Gifts for Caregivers

@ginger
Yes she was. Mary is the sister I never had. There is something special about her. We will remain good friends.
Because of the unpredictability of seizures and being alone, I’m not going to use the stove or oven unless someone is here and to be perfectly honest, probably not even then. Not that I ever used it much.
Jake

@jakedduck1 You have been through so much this past week, but we’re all thinking about you and wishing you the best.

Thank you for the kind words for caregivers. My husband is disabled and can't work but he doesn't need my physical support, although he needs heaps of emotional support. My problem is that as a caregiver, my clients usually have mental issues along with physical. So when I come home I have very little left to provide emotional support at the end of the day. I just told my husband the truth, what I just said. He now sees a counselor to help him help himself emotionally. Sigh...

@georgette12 you must be mentally and emotionally exhausted by the end of your day. I’m sure it is difficult for you to not be able to provide the emotional support your husband needs. That’s great that he is seeing a counselor, I hope that will give him the help he needs. It sounds as if he understands your position, and I suspect that on weekends you are able to support him more than you can during your work week. You can only do so much, and you have to take care of yourself too. If you don’t you can’t help anyone.
JK

I’m glad you told your husband the truth @georgette12 . He may have known, deep down, that he was adding to your burden. Have you thought about going to the counselor together? Just sometimes. When I first got sick, my husband would occasionally go with me, partly to support me and to reinforce what the counselor said, but also to learn what he could do to help. Does this sound like something you might do?

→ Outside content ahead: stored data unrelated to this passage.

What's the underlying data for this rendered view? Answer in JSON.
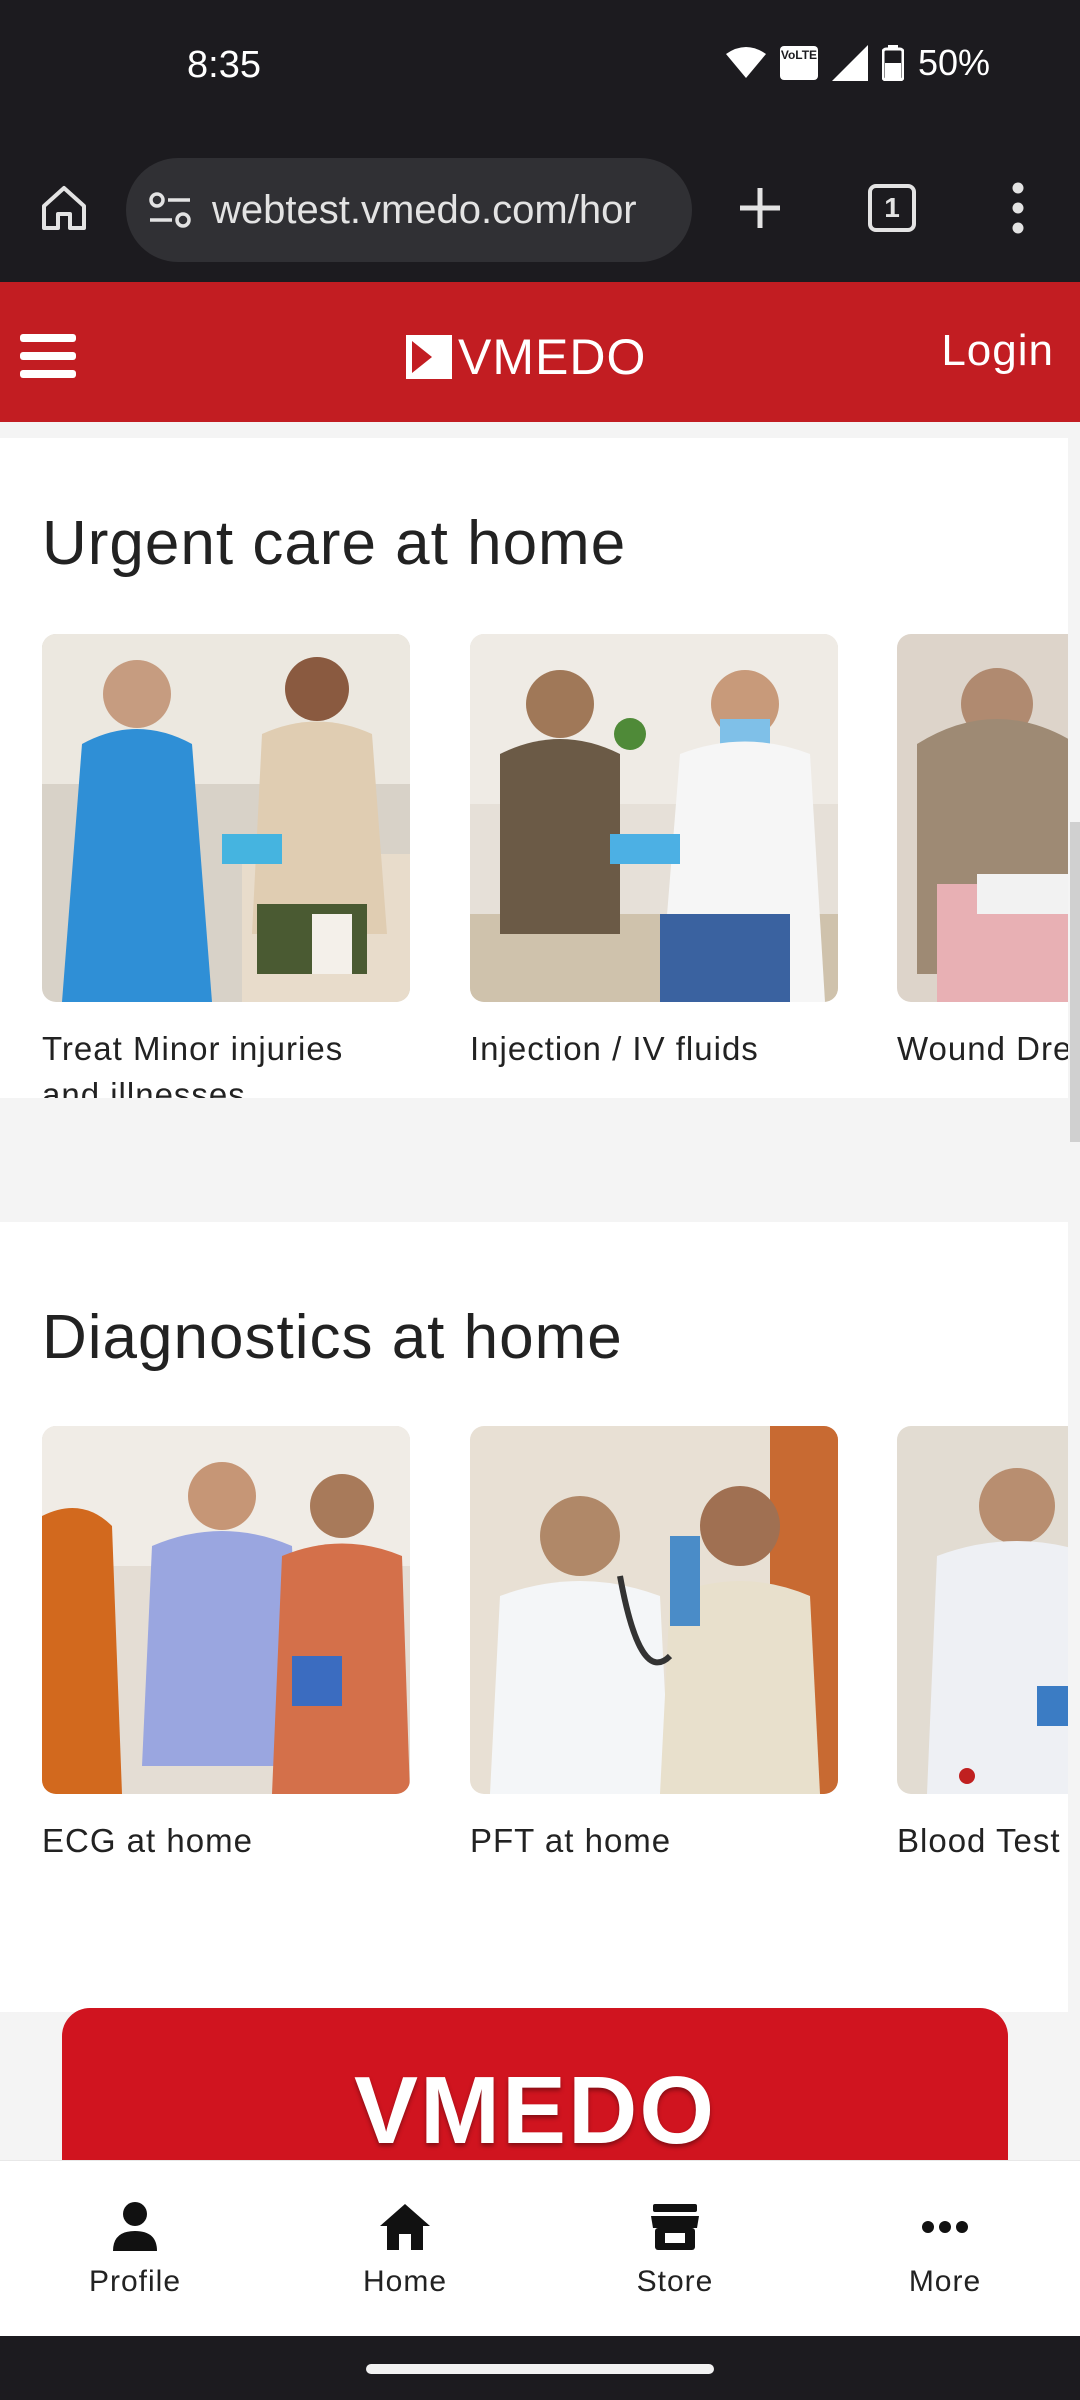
{
  "status": {
    "time": "8:35",
    "battery": "50%",
    "network": "VoLTE"
  },
  "browser": {
    "url": "webtest.vmedo.com/hor",
    "tab_count": "1"
  },
  "header": {
    "logo": "VMEDO",
    "login": "Login"
  },
  "urgent": {
    "title": "Urgent care at home",
    "cards": [
      {
        "label": "Treat Minor injuries and illnesses"
      },
      {
        "label": "Injection / IV fluids"
      },
      {
        "label": "Wound Dre"
      }
    ]
  },
  "diagnostics": {
    "title": "Diagnostics at home",
    "cards": [
      {
        "label": "ECG at home"
      },
      {
        "label": "PFT at home"
      },
      {
        "label": "Blood Test"
      }
    ]
  },
  "banner": {
    "text": "VMEDO"
  },
  "nav": [
    {
      "label": "Profile",
      "icon": "person-icon"
    },
    {
      "label": "Home",
      "icon": "home-icon"
    },
    {
      "label": "Store",
      "icon": "store-icon"
    },
    {
      "label": "More",
      "icon": "more-dots-icon"
    }
  ],
  "colors": {
    "brand": "#c21d22",
    "dark": "#1c1b1f"
  }
}
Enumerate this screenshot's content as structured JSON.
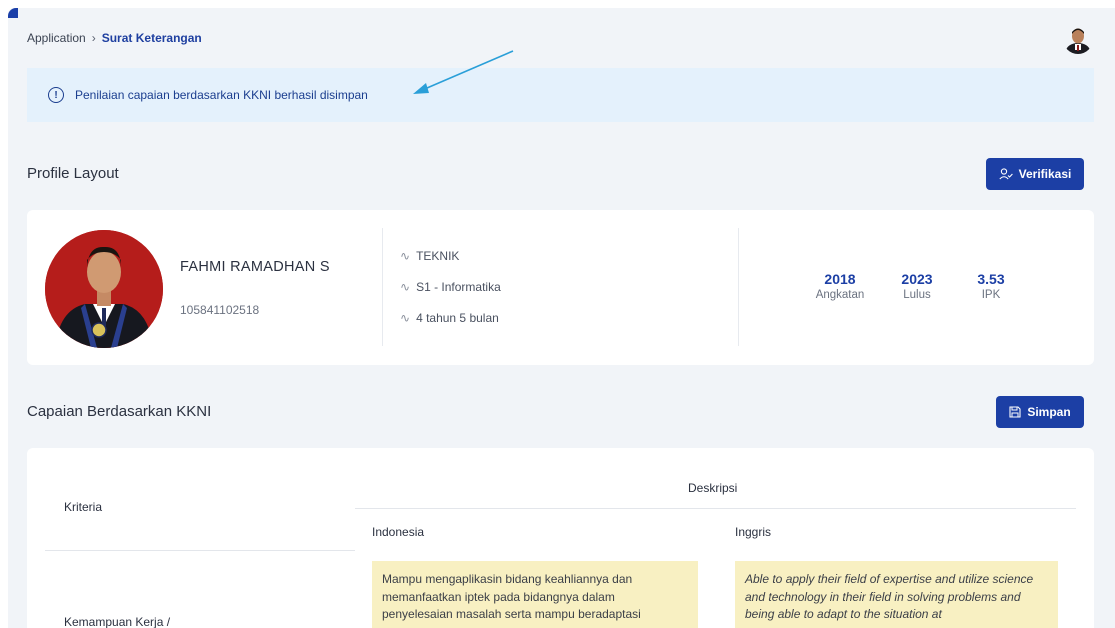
{
  "breadcrumb": {
    "parent": "Application",
    "separator": "›",
    "current": "Surat Keterangan"
  },
  "alert": {
    "icon": "info-circle-icon",
    "message": "Penilaian capaian berdasarkan KKNI berhasil disimpan"
  },
  "profile_section": {
    "title": "Profile Layout",
    "verify_button": "Verifikasi"
  },
  "profile": {
    "name": "FAHMI RAMADHAN S",
    "nim": "105841102518",
    "info": [
      {
        "icon": "pulse-icon",
        "text": "TEKNIK"
      },
      {
        "icon": "pulse-icon",
        "text": "S1 - Informatika"
      },
      {
        "icon": "pulse-icon",
        "text": "4 tahun 5 bulan"
      }
    ],
    "stats": [
      {
        "value": "2018",
        "label": "Angkatan"
      },
      {
        "value": "2023",
        "label": "Lulus"
      },
      {
        "value": "3.53",
        "label": "IPK"
      }
    ]
  },
  "kkni_section": {
    "title": "Capaian Berdasarkan KKNI",
    "save_button": "Simpan"
  },
  "table": {
    "header_kriteria": "Kriteria",
    "header_deskripsi": "Deskripsi",
    "header_indonesia": "Indonesia",
    "header_inggris": "Inggris",
    "rows": [
      {
        "kriteria": "Kemampuan Kerja /",
        "indonesia": "Mampu mengaplikasin bidang keahliannya dan memanfaatkan iptek pada bidangnya dalam penyelesaian masalah serta mampu beradaptasi",
        "inggris": "Able to apply their field of expertise and utilize science and technology in their field in solving problems and being able to adapt to the situation at"
      }
    ]
  },
  "colors": {
    "primary": "#1c3fa5",
    "alert_bg": "#e4f1fc",
    "alert_text": "#1b3e8f",
    "arrow": "#2a9fd8",
    "highlight": "#f8f0c2"
  }
}
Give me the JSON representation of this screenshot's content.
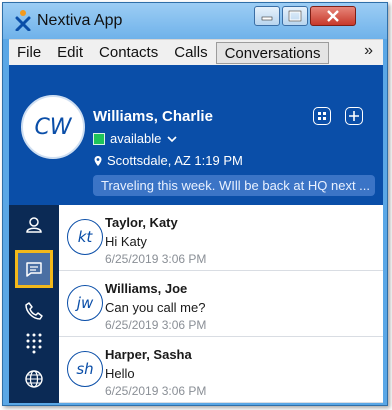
{
  "window": {
    "title": "Nextiva App"
  },
  "menu": {
    "items": [
      "File",
      "Edit",
      "Contacts",
      "Calls",
      "Conversations"
    ],
    "active": "Conversations",
    "overflow": "»"
  },
  "contact": {
    "initials": "CW",
    "name": "Williams, Charlie",
    "presence": "available",
    "presence_color": "#1ec45a",
    "location": "Scottsdale, AZ  1:19 PM",
    "status_message": "Traveling this week. WIll be back at HQ next ..."
  },
  "sidebar": {
    "items": [
      {
        "icon": "contacts-icon",
        "active": false
      },
      {
        "icon": "conversations-icon",
        "active": true
      },
      {
        "icon": "calls-icon",
        "active": false
      },
      {
        "icon": "dialpad-icon",
        "active": false
      },
      {
        "icon": "globe-icon",
        "active": false
      }
    ]
  },
  "conversations": [
    {
      "initials": "kt",
      "name": "Taylor, Katy",
      "message": "Hi Katy",
      "time": "6/25/2019 3:06 PM"
    },
    {
      "initials": "jw",
      "name": "Williams, Joe",
      "message": "Can you call me?",
      "time": "6/25/2019 3:06 PM"
    },
    {
      "initials": "sh",
      "name": "Harper, Sasha",
      "message": "Hello",
      "time": "6/25/2019 3:06 PM"
    }
  ],
  "colors": {
    "header": "#0a4ea8",
    "sidebar": "#0b2a55",
    "active_outline": "#f3b81a",
    "status_bubble": "#3b74c6"
  }
}
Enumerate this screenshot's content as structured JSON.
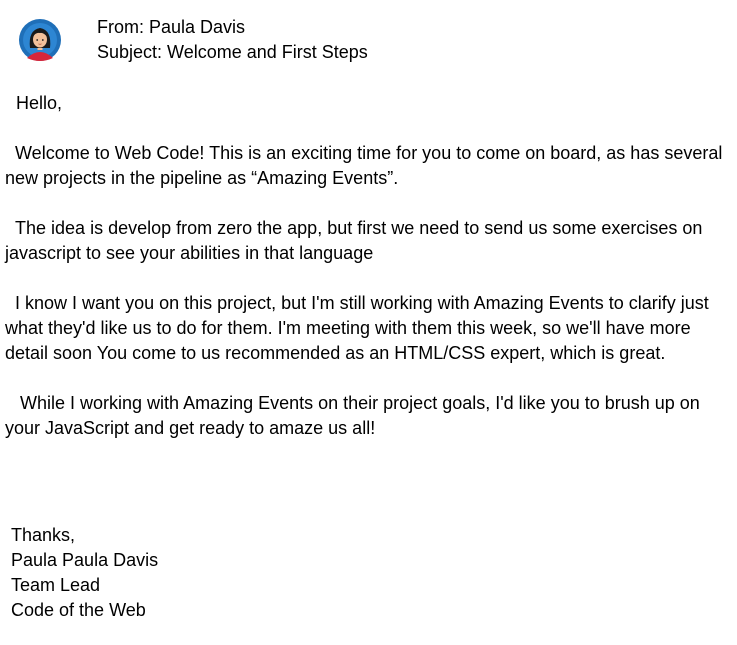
{
  "email": {
    "from_label": "From: Paula Davis",
    "subject_label": "Subject: Welcome and First Steps",
    "greeting": "Hello,",
    "paragraphs": [
      "  Welcome to Web Code! This is an exciting time for you to come on board, as has several new projects in the pipeline as “Amazing Events”.",
      "  The idea is develop from zero the app, but first we need to send us some exercises on javascript to see your abilities in that language",
      "  I know I want you on this project, but I'm still working with Amazing Events to clarify just what they'd like us to do for them. I'm meeting with them this week, so we'll have more detail soon You come to us recommended as an HTML/CSS expert, which is great.",
      "   While I working with Amazing Events on their project goals, I'd like you to brush up on your JavaScript and get ready to amaze us all!"
    ],
    "signoff": [
      "Thanks,",
      "Paula Paula Davis",
      "Team Lead",
      "Code of the Web"
    ]
  },
  "colors": {
    "avatar_ring": "#1f6fb8",
    "avatar_bg": "#ffffff",
    "hair": "#1a1a1a",
    "skin": "#f2c09a",
    "shirt": "#d6263a"
  },
  "icons": {
    "avatar": "person-avatar-icon"
  }
}
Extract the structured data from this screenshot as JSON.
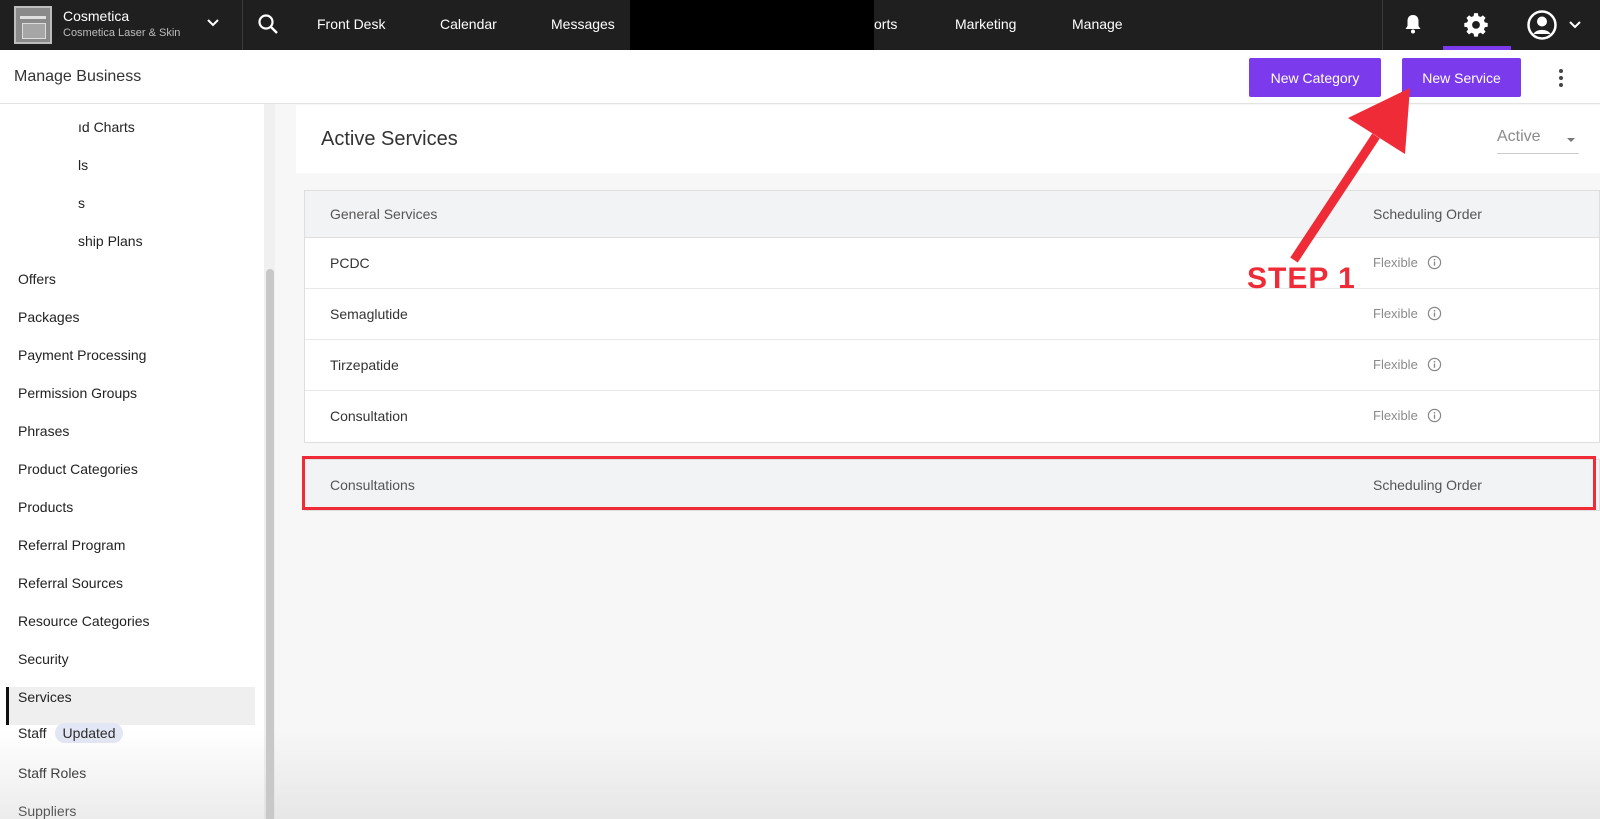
{
  "brand": {
    "name": "Cosmetica",
    "location": "Cosmetica Laser & Skin"
  },
  "nav": {
    "items": [
      "Front Desk",
      "Calendar",
      "Messages",
      "orts",
      "Marketing",
      "Manage"
    ]
  },
  "subheader": {
    "title": "Manage Business",
    "new_category": "New Category",
    "new_service": "New Service"
  },
  "sidebar": {
    "items": [
      "ıd Charts",
      "ls",
      "s",
      "ship Plans",
      "Offers",
      "Packages",
      "Payment Processing",
      "Permission Groups",
      "Phrases",
      "Product Categories",
      "Products",
      "Referral Program",
      "Referral Sources",
      "Resource Categories",
      "Security",
      "Services",
      "Staff",
      "Staff Roles",
      "Suppliers"
    ],
    "staff_badge": "Updated",
    "active_item": "Services"
  },
  "main": {
    "title": "Active Services",
    "status_filter": "Active",
    "categories": [
      {
        "name": "General Services",
        "order_header": "Scheduling Order",
        "services": [
          {
            "name": "PCDC",
            "order": "Flexible"
          },
          {
            "name": "Semaglutide",
            "order": "Flexible"
          },
          {
            "name": "Tirzepatide",
            "order": "Flexible"
          },
          {
            "name": "Consultation",
            "order": "Flexible"
          }
        ]
      },
      {
        "name": "Consultations",
        "order_header": "Scheduling Order"
      }
    ]
  },
  "annotation": {
    "label": "STEP 1",
    "color": "#ee2b36"
  },
  "colors": {
    "accent": "#7c3aed",
    "topnav": "#1f1f1f"
  }
}
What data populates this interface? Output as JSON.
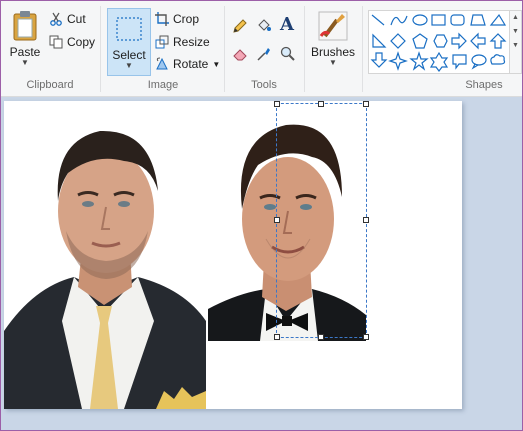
{
  "clipboard": {
    "paste_label": "Paste",
    "cut_label": "Cut",
    "copy_label": "Copy",
    "group_label": "Clipboard"
  },
  "image": {
    "select_label": "Select",
    "crop_label": "Crop",
    "resize_label": "Resize",
    "rotate_label": "Rotate",
    "group_label": "Image"
  },
  "tools": {
    "group_label": "Tools",
    "text_glyph": "A"
  },
  "brushes": {
    "label": "Brushes"
  },
  "shapes": {
    "group_label": "Shapes"
  },
  "canvas": {
    "background": "#ffffff",
    "photos": [
      "portrait-left",
      "portrait-right"
    ],
    "selection": "rectangular selection over right portrait"
  },
  "colors": {
    "accent": "#1a6fc4",
    "select_highlight": "#cce4f7",
    "canvas_bg": "#c9d6e7"
  }
}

Thank you for the input on maybe seeing a counselor with my husband re caregiving and emotional support. He saw his own counselor today who encouraged him to invite me to a session if I'd like to go. I said I'd go anytime.

I can say as a caregiver, the thing I would appreciate is that other's realizes that everything is a catastrophe for the one who is ill or having conditions that intensify as time goes on. Phone calls, can I pick you up something to eat, how are you and really mean it. Small talk is wonderful in a large setting. But what I mean is helpful, thoughtful and don't pretend as a caregiver it sticks out like a sore thumb. I have other support people. Unfortunately family tends to go on like everything is ok. My brother has the same condition as my spouse. He still calls and he is in the end stage of Parkinsons! I think it hurts the most when you hear nothing and you call without hardly anything related to what is happening. I know other's do not wish to hear bad news..but you are living it along with your loved one. Please know I have a listening ear and I will help where I can.

I don't take it for granted. Believe me I have seen awesome caregivers doing a remarkable and hard vocation. You have to have the heart to help.

My partner was in very poor health. When i recoonected with a friend, this friend would stay w her when i ran errands just to ease her mind. This friend was a godsend!!!!!

I have a friend like that as well! Calls and asks thoughtful questions.
She bought a great pie to eat! We laugh and enjoy each other. My spouse does enjoy her as well. Hugs to everyone!